The snowy cotinga apparently wanders widely and is thought to make seasonal movements in Costa Rica.

===Feeding===

The snowy cotinga feeds on fruits; it favors those of Lauraceae, Loranthaceae mistletoes, and Ficus figs. It picks fruit while perched or with a brief sally from a perch.

===Breeding===

The only breeding records for the snowy cotinga are from Costa Rica.
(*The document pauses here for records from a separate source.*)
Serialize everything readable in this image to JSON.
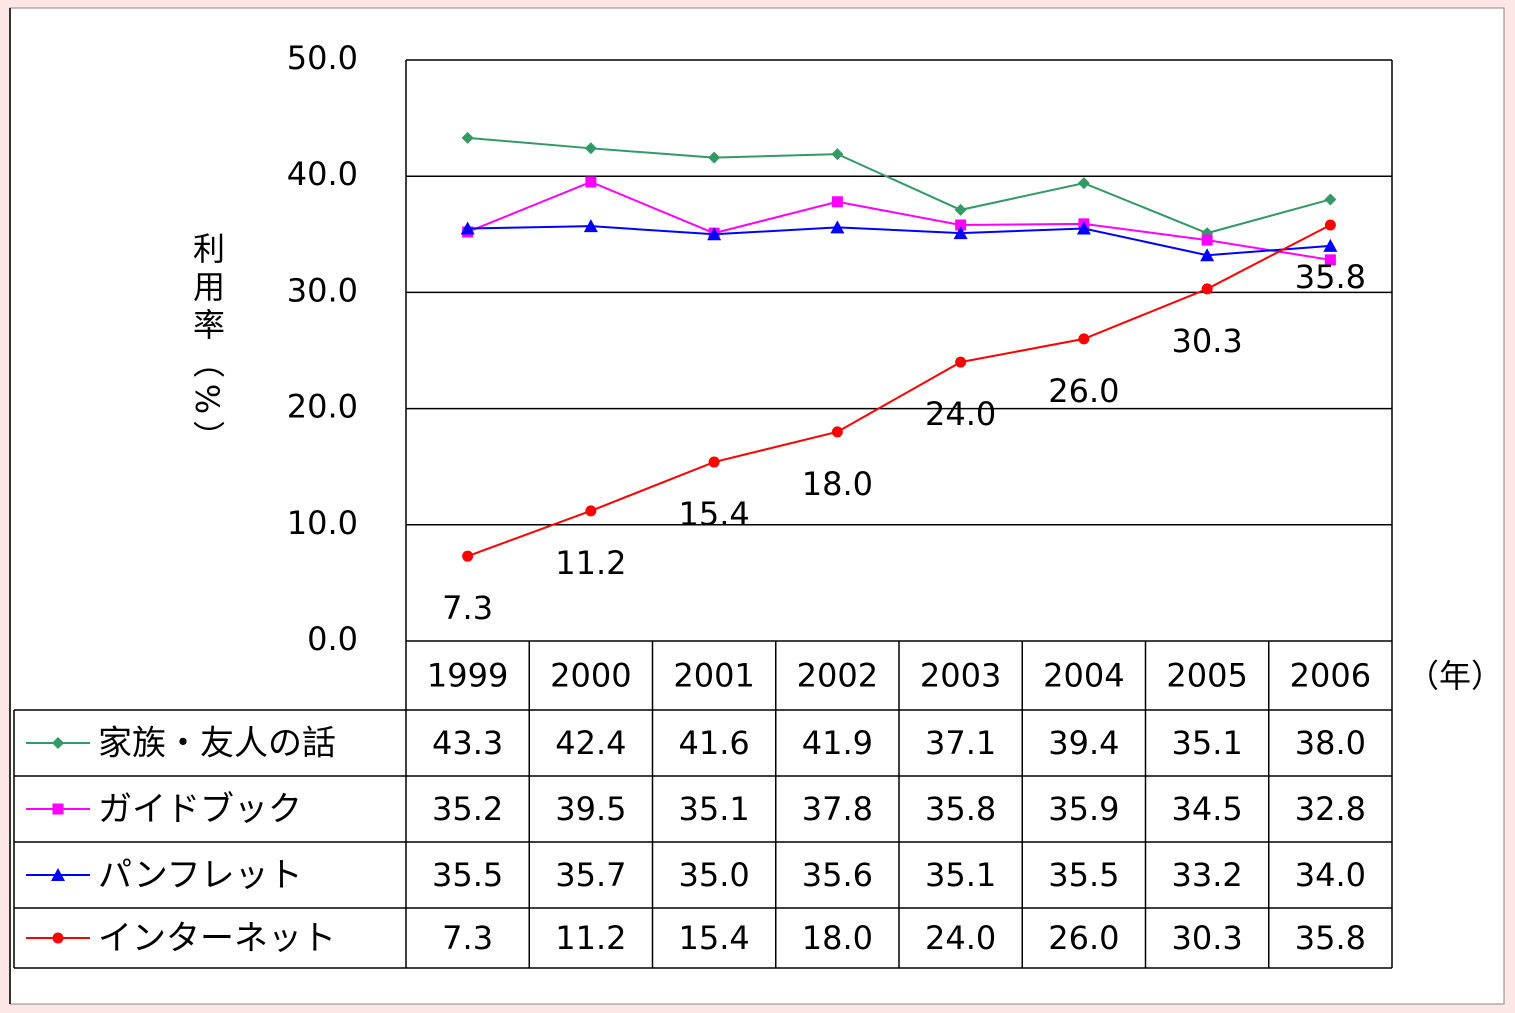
{
  "chart_data": {
    "type": "line",
    "y_label": "利用率（%）",
    "x_unit": "（年）",
    "categories": [
      "1999",
      "2000",
      "2001",
      "2002",
      "2003",
      "2004",
      "2005",
      "2006"
    ],
    "ylim": [
      0,
      50
    ],
    "yticks": [
      {
        "value": 0,
        "label": "0.0"
      },
      {
        "value": 10,
        "label": "10.0"
      },
      {
        "value": 20,
        "label": "20.0"
      },
      {
        "value": 30,
        "label": "30.0"
      },
      {
        "value": 40,
        "label": "40.0"
      },
      {
        "value": 50,
        "label": "50.0"
      }
    ],
    "grid": true,
    "series": [
      {
        "name": "家族・友人の話",
        "color": "#339966",
        "marker": "diamond",
        "values": [
          43.3,
          42.4,
          41.6,
          41.9,
          37.1,
          39.4,
          35.1,
          38.0
        ],
        "value_labels": [
          "43.3",
          "42.4",
          "41.6",
          "41.9",
          "37.1",
          "39.4",
          "35.1",
          "38.0"
        ]
      },
      {
        "name": "ガイドブック",
        "color": "#ff00ff",
        "marker": "square",
        "values": [
          35.2,
          39.5,
          35.1,
          37.8,
          35.8,
          35.9,
          34.5,
          32.8
        ],
        "value_labels": [
          "35.2",
          "39.5",
          "35.1",
          "37.8",
          "35.8",
          "35.9",
          "34.5",
          "32.8"
        ]
      },
      {
        "name": "パンフレット",
        "color": "#0000ff",
        "marker": "triangle",
        "values": [
          35.5,
          35.7,
          35.0,
          35.6,
          35.1,
          35.5,
          33.2,
          34.0
        ],
        "value_labels": [
          "35.5",
          "35.7",
          "35.0",
          "35.6",
          "35.1",
          "35.5",
          "33.2",
          "34.0"
        ]
      },
      {
        "name": "インターネット",
        "color": "#ff0000",
        "marker": "circle",
        "data_labels": true,
        "values": [
          7.3,
          11.2,
          15.4,
          18.0,
          24.0,
          26.0,
          30.3,
          35.8
        ],
        "value_labels": [
          "7.3",
          "11.2",
          "15.4",
          "18.0",
          "24.0",
          "26.0",
          "30.3",
          "35.8"
        ]
      }
    ]
  }
}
The nesting season there includes at least March and April. The only described nest was a small shallow cup made from twigs and woody tendrils on a limb that branched four ways. It and two other, undescribed, nests were between about 7.5 and 12 m above the ground. The only known clutch was one egg that was incubated for at least 27 days. The time to fledging and details of parental care are not known.

===Vocalization===

As of October 2025 xeno-canto had one recording of a snowy cotinga call; the Cornell Lab's Macaulay Library had no recordings. One author has described the call as "2–6 rapidly repeated notes, between chü and chee".

==Status==

The IUCN has assessed the snowy cotinga as being of Least Concern. Its estimated population of between 20,000 and 50,000 mature individuals is believed to be decreasing. No immediate threats have been identified. It is considered very rare to rare in Honduras and uncommon in Costa Rica. Its "population undoubtedly [has been] reduced by recent destruction of lowland forest".